The Cafesiveen, as it is called, opened on November 15 last and is run by Tiernan Clarke and Angela O'Connell who are based in Ballinskelligs. It was once the premises of Nancy O'Donoghue who had a women's clothing outlet. Tiernan is a ''born and reared Dub, ''as he refers to himself and Angela originally comes from the Portmagee area. He is from Rathfarnham and attended the De La Salle Brothers secondary school in nearby Churchtown, a well known academy of colleges rugby. He played with the college and operated as a hooker and other times as a wing forward.
He has a '"grá" or a soft spot for gaelic football as well and would be associated with the Ballyboden St. Enda's club. He also enjoys the football banter and slag with Kerry customers and friends, enjoying a particular relish in these times of the Dubs as reigning All -Ireland champions. His first association with Kerry was as a holidaymaker in the Ballinskelligs area in the '90s. Best wishes to them.

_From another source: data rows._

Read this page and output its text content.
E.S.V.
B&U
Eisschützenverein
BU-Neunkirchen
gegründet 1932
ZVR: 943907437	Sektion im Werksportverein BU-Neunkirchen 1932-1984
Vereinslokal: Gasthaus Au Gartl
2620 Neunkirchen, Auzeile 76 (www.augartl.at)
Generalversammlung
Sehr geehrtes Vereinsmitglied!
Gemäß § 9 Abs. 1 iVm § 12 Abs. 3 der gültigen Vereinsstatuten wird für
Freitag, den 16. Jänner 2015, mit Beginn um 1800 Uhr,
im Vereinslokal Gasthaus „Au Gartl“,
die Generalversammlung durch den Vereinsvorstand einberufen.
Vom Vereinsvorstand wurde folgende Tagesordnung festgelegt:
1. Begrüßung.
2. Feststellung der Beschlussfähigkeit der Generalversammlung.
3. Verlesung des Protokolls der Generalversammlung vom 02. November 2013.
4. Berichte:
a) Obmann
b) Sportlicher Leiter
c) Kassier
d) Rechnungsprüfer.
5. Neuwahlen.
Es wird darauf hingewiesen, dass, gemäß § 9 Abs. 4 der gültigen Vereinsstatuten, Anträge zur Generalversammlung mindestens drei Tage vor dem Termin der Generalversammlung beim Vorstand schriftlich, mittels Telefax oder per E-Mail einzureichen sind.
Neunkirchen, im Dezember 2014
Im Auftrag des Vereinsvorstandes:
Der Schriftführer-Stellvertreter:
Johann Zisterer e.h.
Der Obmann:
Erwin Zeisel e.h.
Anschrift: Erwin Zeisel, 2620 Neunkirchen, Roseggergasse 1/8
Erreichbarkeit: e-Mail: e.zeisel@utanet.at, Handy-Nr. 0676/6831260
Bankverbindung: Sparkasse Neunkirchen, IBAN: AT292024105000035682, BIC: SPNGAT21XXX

Situated close by is the newly opened butcher shop known as Moran's Meats, which is being run by a young man from Kells, named Mike Moran, who is newly qualified to the trade. He opened to the public in December in a building which was once the long established butchering premises of the late Josie ''Humphrey'' O'Connor.
With so many young people are leaving our shores for work it's always pleasing to see a young person embarking on a business venture. Such people should be facilitated and encouraged by central government as the success of small business is vital among other endeavours to the recovery of rural areas and the Irish economy in general.